Abusare, quindi, dei permessi concessi alla legge 104 equivale all’instaurazione di un comportamento considerato grave, in quanto reca un danno sia al sistema previdenziale pubblico, dal momento che ad anticipare l’indennità provvede l’Inps, sia alla stessa azienda che deve riorganizzare il lavoro interno, venendo meno una risorsa. Altra circostanza cui deve fare attenzione chi utilizza la Legge 104 è che il tempo del permesso deve essere necessariamente speso interamente all’assistenza del familiare. Non è corretta neanche l’interpretazione di chi ritiene che i benefici possano essere destinati al recupero delle energie psicofisiche  ridotte a causa della costante cura e assistenza nei confronti del disabile.

Nobilissimi sono i principi di questa legge, che, mette in primo piano i diritti di libertà e di autonomia delle persone con handicap permettendo loro una vita il più possibile agevole, affinché possano essere integrati in ogni contesto sociale (Famiglia, scuola, lavoro, ecc.). Uno strumento di grande conquista sociale che deve essere usato con responsabilità, maggiore oculatezza e attenzione. Da condannare con fermezza chi, dovendo provvedere all’assistenza,  ha trasformato i diritti dei disabili in privilegi per sé stesso. 

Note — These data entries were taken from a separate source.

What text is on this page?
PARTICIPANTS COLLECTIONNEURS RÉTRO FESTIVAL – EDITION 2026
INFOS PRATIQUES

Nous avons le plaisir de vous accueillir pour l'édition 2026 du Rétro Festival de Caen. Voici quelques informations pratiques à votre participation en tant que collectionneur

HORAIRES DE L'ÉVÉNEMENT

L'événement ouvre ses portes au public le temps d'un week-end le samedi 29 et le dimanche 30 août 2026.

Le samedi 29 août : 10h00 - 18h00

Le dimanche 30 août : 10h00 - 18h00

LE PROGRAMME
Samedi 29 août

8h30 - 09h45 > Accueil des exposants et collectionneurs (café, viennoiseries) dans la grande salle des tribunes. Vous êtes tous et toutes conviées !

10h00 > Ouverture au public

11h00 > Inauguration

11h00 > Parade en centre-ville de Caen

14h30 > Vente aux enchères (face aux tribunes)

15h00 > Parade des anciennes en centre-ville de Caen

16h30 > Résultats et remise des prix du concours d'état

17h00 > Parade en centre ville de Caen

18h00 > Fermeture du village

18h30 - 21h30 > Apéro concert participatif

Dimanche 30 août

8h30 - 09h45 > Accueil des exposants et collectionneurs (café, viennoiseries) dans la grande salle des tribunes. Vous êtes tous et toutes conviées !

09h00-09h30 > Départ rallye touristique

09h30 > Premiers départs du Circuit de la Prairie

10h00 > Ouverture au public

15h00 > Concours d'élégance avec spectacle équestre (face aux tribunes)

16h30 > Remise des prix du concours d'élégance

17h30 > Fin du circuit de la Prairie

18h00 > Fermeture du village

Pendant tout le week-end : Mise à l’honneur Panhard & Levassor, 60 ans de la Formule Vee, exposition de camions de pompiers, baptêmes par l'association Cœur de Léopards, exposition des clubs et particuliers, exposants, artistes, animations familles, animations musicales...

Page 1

Non bisogna però fare di tutta l’erba un fascio perché, a fronte di situazioni che evidenziano un uso distorto dei permessi, ce ne sono tante altre che testimoniano un uso corretto, onesto e rispettoso della legalità. A questo punto è lecito chiedersi se la legge 104 debba essere cambiata, stralciata. Assolutamente no! Per combattere l’uso “improprio” dei permessi occorre, innanzitutto, far leva sul senso etico, di responsabilità personale e, solo in ultima analisi, svolgere un’attenta azione di controllo per scoprire i numerosi abusi.